TPO: Thermoplastic Polyolefin.

Traffic Bearing: in waterproofing, a membrane formulated to withstand a predetermined amount of pedestrian or vehicular use with protection and a wear course.

U

Ultraviolet (UV): wavelengths of visible light and are just beyond the violet end.

Underlayment: asphalt-saturated felt or other sheet material installed between the roof deck and the roof system, usually used in a steep-slope roof construction. Underlayment is primarily used to separate the roof covering from the roof deck, to shed water, and to provide secondary weather protection for the roof area of the building.

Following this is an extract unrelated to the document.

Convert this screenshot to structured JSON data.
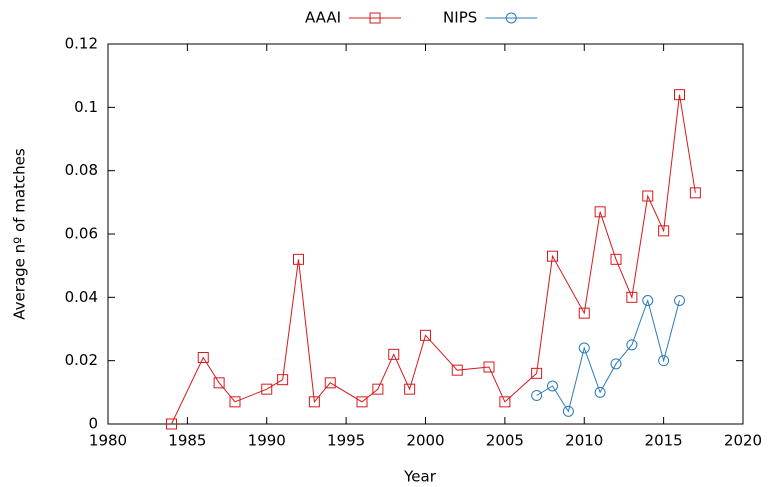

Underwriters Laboratories, Inc. (UL): an organization that tests, rates and classifies roof assemblies for their resistance to: fire, impact, leakage, corrosion of metal, and wind uplift.

V

Valley: internal angle that is formed at the intersection of two sloping roof planes.

Vapor Retarder: material installed to impede or restrict the passage of water vapor through a roof assembly.

Vent: opening designed to convey air, heat, water vapor or other gas from inside a building component to the atmosphere.

Ventilation Short Circuit: occurs when air is in the ventilation system from an area higher than the intake vent thereby minimizing or defeating the effectiveness of the intake vent.

Ventilator: accessory designed to allow the passage of air.

Void: an open space or break in consistency. Often a gap in membrane seam seals.

Vulcanization: various processes which natural or synthetic rubber materials are cured or treated to render non thermoplastic, improves their elastic and physical properties.

W

Water Absorption: the amount of water absorbed by a material after immersion for a period of time. Might be expressed as a percentage or weight.

Water Cure: method of curing material such as concrete by applying mist over the surface to control the rate of moisture evaporation from the material.

Wear Course: top layer of surfacing that carries pedestrian or vehicular traffic.

Weather Infiltration: negative condition where rain or snow penetrate the roof. Typically is due to wind.

Weep Holes: small openings that permit drainage of water that builds up inside a building component.

Weld: to join pieces of metal together by heat fusion.

Wicking: the process of moisture movement by capillary action rather than movement of water vapor.

Wind Load: force exerted by the wind on a structure or part of a structure.

Wind Uplift: force caused by the deflection of wind at roof edges, roof peaks or obstructions, causing a drop in air pressure immediately above the roof surface. This force is then transmitted to the roof surface. Can cause the membrane to balloon and pull away from the roof.

Wire Tie System: a scheme of attachment for steep-slope roofing units with wire to be used as concealed fasteners.

Woven Valley: method of valley construction in which shingles or roofing from both sides of the valley extend across the valley and are woven together by overlapping alternate courses as they are applied.

Z

Zinc: a metal that has application considerations including high expansion-contraction rates and low temperature restrictions.